Evidently, the direct effect of SARS-CoV-2 on the liver may not be fully achieved through ACE2, and other receptors cannot be excluded (Fig. 1b–d). Based on previous studies of SARS-CoV, DC-SIGN and/or L-SIGN, are thought as alternative receptors or as enhancer factors that facilitate ACE2-mediated virus infection [24]. It's worth noting that L-SIGN is a liver-specific capture receptor for virus infection and immunity [25]. A previous study suggested that the S glycoprotein of SARS-CoV may use both ACE2 and L-SIGN in virus infection and pathogenesis [26]. Besides, L-SIGN may also play a protective role in the internalization and degradation of HIV-1 [27]. More evidence is needed to determine whether L-SIGN can mediate SARS-CoV-2 entry into hepatocytes and its specific function in SARS-CoV-2 infection. CD147 is another possible receptor for SARS-CoV-2. CD147 is highly expressed in tumor tissues, inflamed tissues and pathogen-infected cells [28]. Chen et al. reported that SARS-CoV-2 invades host cells via a novel pathway of CD147-spike protein interaction [29]. Meplazumab, a humanized anti-CD147 antibody, can effectively prevent viruses from invading host cells by blocking CD147. It is not clear whether SARS-CoV-2 can use the CD147 receptor to invade hepatocytes.

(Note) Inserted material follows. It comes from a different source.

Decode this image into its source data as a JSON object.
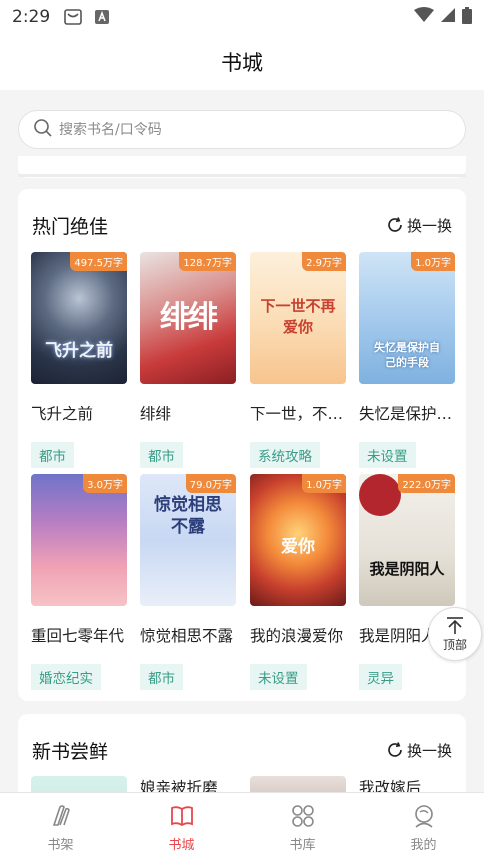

Although antibodies are generally protective and beneficial, antibody-dependent enhancement (ADE) has been documented for multiple viral infections such as dengue, flavivirus, and influenza virus [30, 31]. In ADE of infection, suboptimal nonneutralizing antibodies cannot completely neutralize the virus; instead, they attach to the Fc receptor (FcR) expressed on target cells to promote virus entry and infection [31]. Recent studies reported that patients with severe COVID-19 cases frequently had an augmented IgG response and a higher titer of antibodies, which was associated with poor prognosis [32]. We speculate that a potential mechanism may be related to ADE of viral infection that occurs in some COVID-19 patients with early, sub-optimal antibody activity that cannot completely eliminate the virus, but instead leads to persistent viral replication and inflammation (Fig. 1e) [33]. Besides, virus-neutralizing antibody immune complexes can promote inflammation and tissue injury by activating macrophages via FcRs [34]. These findings indicate that ADE should be given full consideration in the safety evaluation of emerging candidate vaccines for SARS-CoV-2.

Cytokine release syndrome (CRS) and renin–angiotensin–aldosterone system (RAS)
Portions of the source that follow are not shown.